Social services acted very quickly, just been informed they went to see my sister and the son she has live with her. My nephew revealed nothing, said everything he's been told to say and apparently it's been put down as malicious Angry

OP posts:
Msqueen33 · 30/01/2017 17:46

I'm gutted for you what a brave thing you've done.

SaorAlbaGuBrath · 30/01/2017 17:49

Keep trying OP, don't be discouraged. You did a good thing, I know how hard it must have been (believe me, I know) but keep trying.

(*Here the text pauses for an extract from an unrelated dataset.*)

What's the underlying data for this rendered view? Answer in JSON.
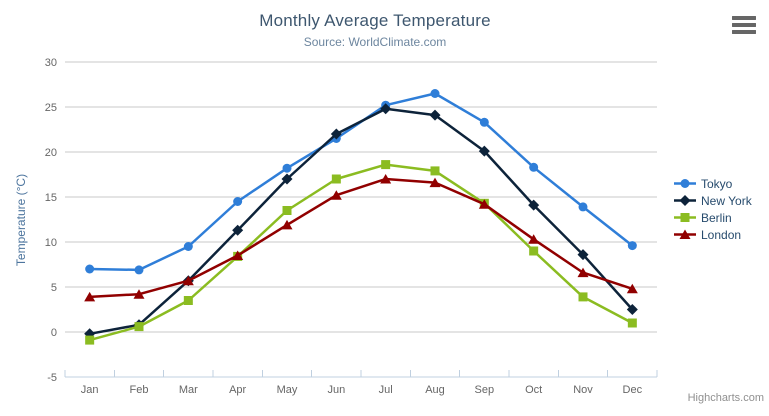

ricecrispies16 · 30/01/2017 17:50

What do I do? Come clean say I'm her sister and I'm not the only one that knows it's happening? So so gutted!!

OP posts:
NavyandWhite · 30/01/2017 17:50

This reply has been deleted

Message withdrawn at poster's request.

ricecrispies16 · 30/01/2017 17:53

My sister told my mum

OP posts:
FizzBombBathTime · 30/01/2017 17:53

rice I have been maliciously reported before and they told me who it was just so you are aware. Good luck Flowers

FizzBombBathTime · 30/01/2017 17:54

Sorry op I should have read full thread!

ricecrispies16 · 30/01/2017 17:54

I reported anonymously. I just can't believe that's it!

OP posts:
NavyandWhite · 30/01/2017 17:56

This reply has been deleted

Message withdrawn at poster's request.

SaorAlbaGuBrath · 30/01/2017 17:56

Keep pushing, request an out of hours welfare check when you know she's with him, that way she can't lie her way out of it.

FizzBombBathTime · 30/01/2017 18:00

Hope it works out for you all op

Aeroflotgirl · 30/01/2017 18:39

If there are any concerns, please ring SS, your sister is facilitating abuse!

Atenco · 30/01/2017 19:03

Keep pushing, request an out of hours welfare check when you know she's with him

Also phone the NSPCC

seasidesally · 30/01/2017 19:13

gutted for you

im so cross for you,how can they just dismiss this,no wonder so many slip through the net,im really upset for you op it's a disgrace

GizmoFrisby · 30/01/2017 19:17

💐 op it's heartbreaking seeing the children you know and love suffering xx

kittybiscuits · 30/01/2017 19:18

You absolutely did the right thing and I'm so sorry you got such a poor response. I agree with the poster saying you should request an out of hours visit. If/when something happens, you will at least know you did what you could.